By the time we hit the airport Wednesday, we ( by “we” I mean Steve) had built some much needed food storage shelves, put in urinals and run piping to the back dorm area. We had planted gardens and played games. We were tired and dirty, but heartsick to leave. I miss my friends in Kenya. I miss the work that drops me exhausted into bed at night. I miss the peace that I find there.

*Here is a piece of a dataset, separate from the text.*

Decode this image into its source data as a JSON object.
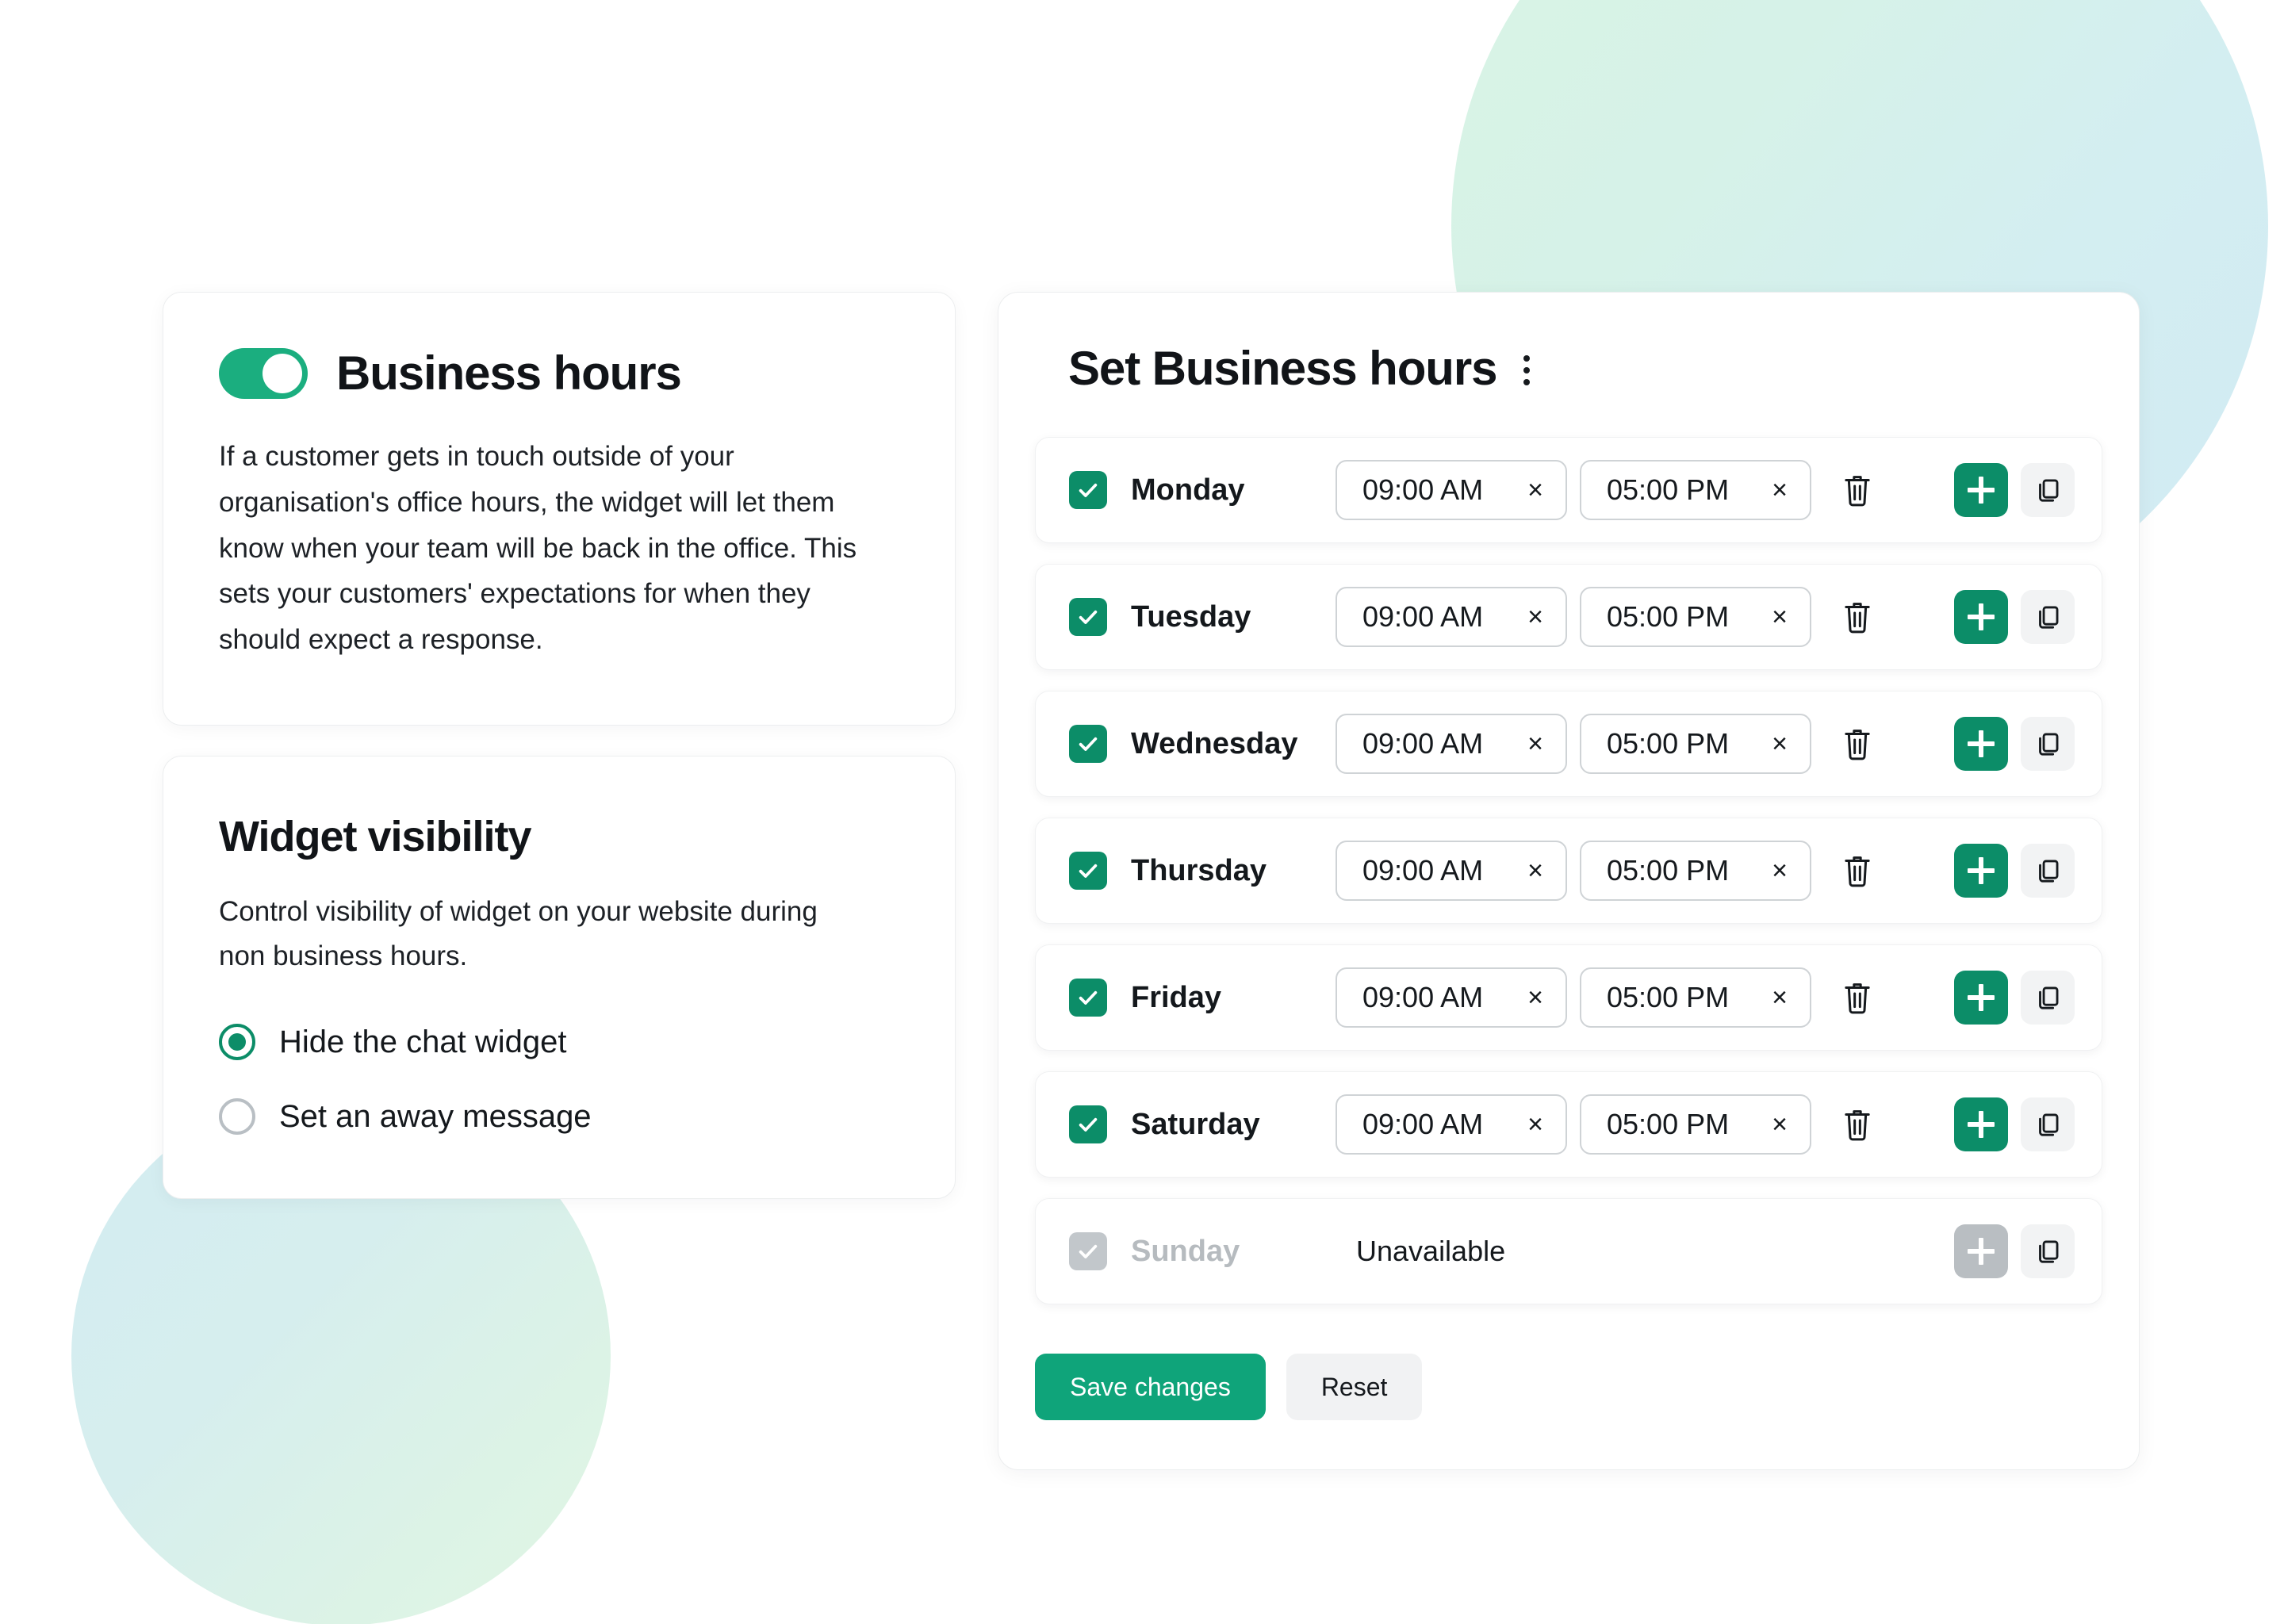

We girls had a running joke about the “happy air” that seemed to infect me. I honestly cannot remember when I laughed so much or so hard. I know that God handpicked this team. He knew where my insecurities were strong and sent people with me to fill in those gaps. As your team “bus driver”, I just want to say “thank you” to each of you. Thank you for jumping in without hesitation. Thank you for making this so easy for me, and thank you for your friendships.
There is a freedom in doing what God has called you to. And so finally, I would like to thank the other team that invested so much in this trip and allowed me the freedom to serve. To my in-laws who opened their home to my children and invested so much love and care into their lives that I am not sure that the kids noticed I was gone – “thank you.” To my Aunt Peggy who cared for Israel and made sure he ate his veggies and felt safe and secure – “thank you.” To all of you who supported us financially and who donated toys and medical supplies and beautiful handmade dresses and toothbrushes and toothpaste and shoes and formula – “thank you.” To everyone who held us in prayer – “thank you.” Our trip wouldn’t have been possible without you. There really wouldn’t be a We Are Kenya, without you.